Step 2: Subset Analysis:
We examine each subset against the subgroup criteria:
(A) H₁ = {0}: This is the trivial subgroup, corresponding to *k* = 0. It contains the identity (0), is closed under addition (0+0=0), and includes the inverse of 0 (which is 0). Hence, (A) is a subgroup.
(B) H₂ = {n+1 | n ∈ ℤ}: This set is equivalent to the set of all integers, ℤ. For any integer *k*, we can find an *n* = *k*-1 (which is also an integer) such that *n*+1 = (*k*-1)+1 = *k*. Thus, H₂ = ℤ. A group is always a subgroup of itself. This corresponds to *k*ℤ with *k*=1. This is mathematically a subgroup. However, exams often differentiate between proper subgroups and the group itself.
(C) H₃ = {2n | n ∈ ℤ}: This is the set of even integers, corresponding to *k* = 2. It contains the identity (0, when *n*=0), is closed under addition (even + even = even), and includes inverses (the inverse of an even number is also even). Therefore, (C) is a subgroup.

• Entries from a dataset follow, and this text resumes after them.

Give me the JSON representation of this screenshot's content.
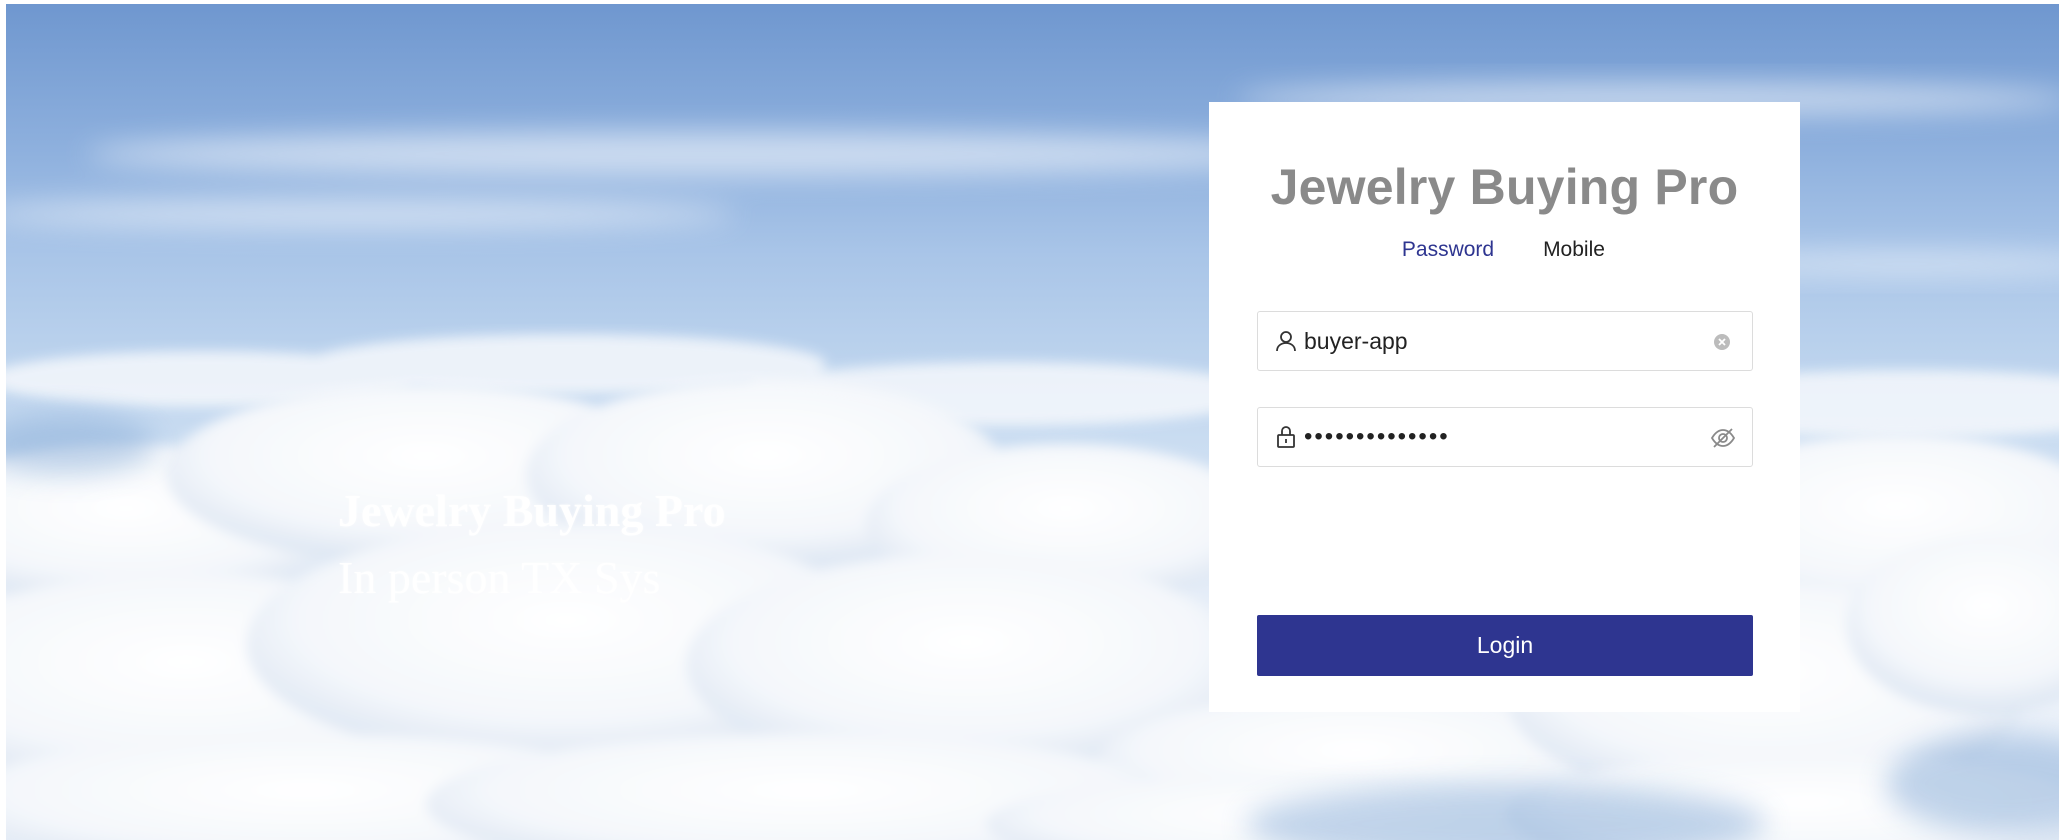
{
  "background": {
    "hero_title": "Jewelry Buying Pro",
    "hero_subtitle": "In person TX Sys"
  },
  "login_card": {
    "title": "Jewelry Buying Pro",
    "tabs": [
      {
        "label": "Password",
        "active": true
      },
      {
        "label": "Mobile",
        "active": false
      }
    ],
    "username": {
      "value": "buyer-app",
      "icon": "user-icon",
      "clear_icon": "clear-icon"
    },
    "password": {
      "value": "••••••••••••••",
      "icon": "lock-icon",
      "toggle_icon": "eye-slash-icon"
    },
    "login_label": "Login"
  },
  "colors": {
    "accent": "#2e3590",
    "title_gray": "#8a8a8a"
  }
}
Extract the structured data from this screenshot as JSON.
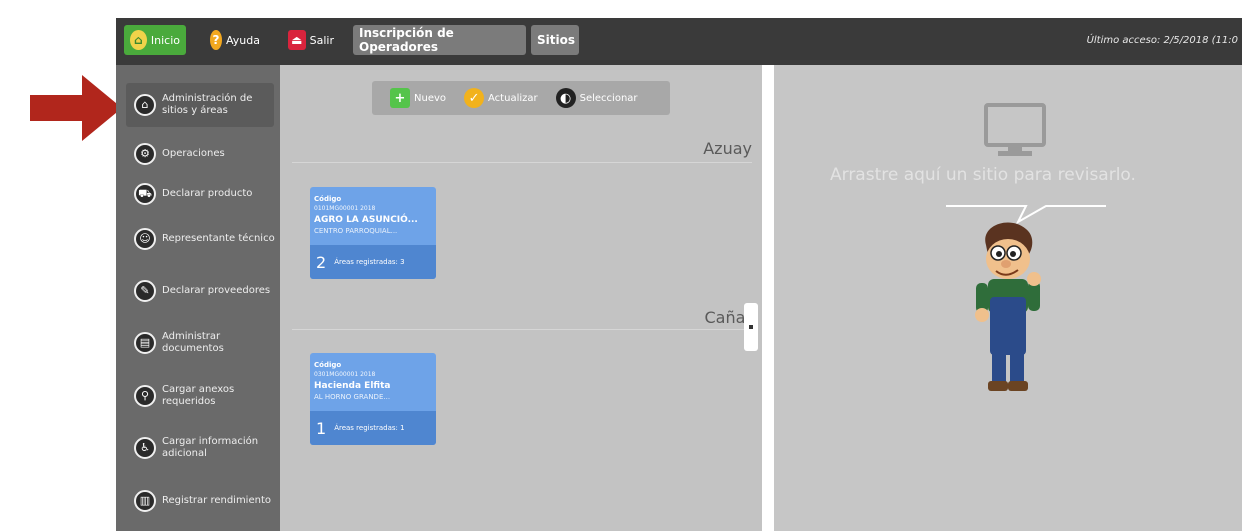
{
  "topbar": {
    "inicio_label": "Inicio",
    "ayuda_label": "Ayuda",
    "salir_label": "Salir",
    "inscripcion_label": "Inscripción de Operadores",
    "sitios_label": "Sitios",
    "last_access": "Último acceso: 2/5/2018 (11:0"
  },
  "sidebar": {
    "items": [
      {
        "label": "Administración de sitios y áreas",
        "icon": "sitios-icon"
      },
      {
        "label": "Operaciones",
        "icon": "operaciones-icon"
      },
      {
        "label": "Declarar producto",
        "icon": "cart-icon"
      },
      {
        "label": "Representante técnico",
        "icon": "person-icon"
      },
      {
        "label": "Declarar proveedores",
        "icon": "provider-icon"
      },
      {
        "label": "Administrar documentos",
        "icon": "documents-icon"
      },
      {
        "label": "Cargar anexos requeridos",
        "icon": "attach-icon"
      },
      {
        "label": "Cargar información adicional",
        "icon": "info-icon"
      },
      {
        "label": "Registrar rendimiento",
        "icon": "chart-icon"
      }
    ]
  },
  "toolbar": {
    "nuevo_label": "Nuevo",
    "actualizar_label": "Actualizar",
    "seleccionar_label": "Seleccionar"
  },
  "regions": [
    {
      "name": "Azuay"
    },
    {
      "name": "Cañar"
    }
  ],
  "cards": [
    {
      "label": "Código",
      "code": "0101MG00001 2018",
      "name": "AGRO LA ASUNCIÓ...",
      "sub": "CENTRO PARROQUIAL...",
      "count": "2",
      "areas": "Áreas registradas: 3"
    },
    {
      "label": "Código",
      "code": "0301MG00001 2018",
      "name": "Hacienda Elfita",
      "sub": "AL HORNO GRANDE...",
      "count": "1",
      "areas": "Áreas registradas: 1"
    }
  ],
  "right_panel": {
    "drop_hint": "Arrastre aquí un sitio para revisarlo."
  },
  "colors": {
    "topbar": "#3a3a3a",
    "sidebar": "#6a6a6a",
    "card": "#6ea3e8",
    "arrow": "#b1261c"
  }
}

(D) H₄ = {2n+1 | n ∈ ℤ}: This represents the set of odd integers. This set lacks the identity element 0, because 2*n*+1=0 implies *n* = -1/2, which is not an integer. A subset without the identity cannot be a subgroup. Consequently, (D) is not a subgroup.
Step 3: Conclusion:
Subgroups are H₁, H₂, and H₃. H₄ is not a subgroup.
However, multiple-choice exams frequently exclude the entire group ℤ from "subgroup" options, considering only the trivial subgroup and proper subgroups valid. In such cases, the correct answer is: (A) and (C) only.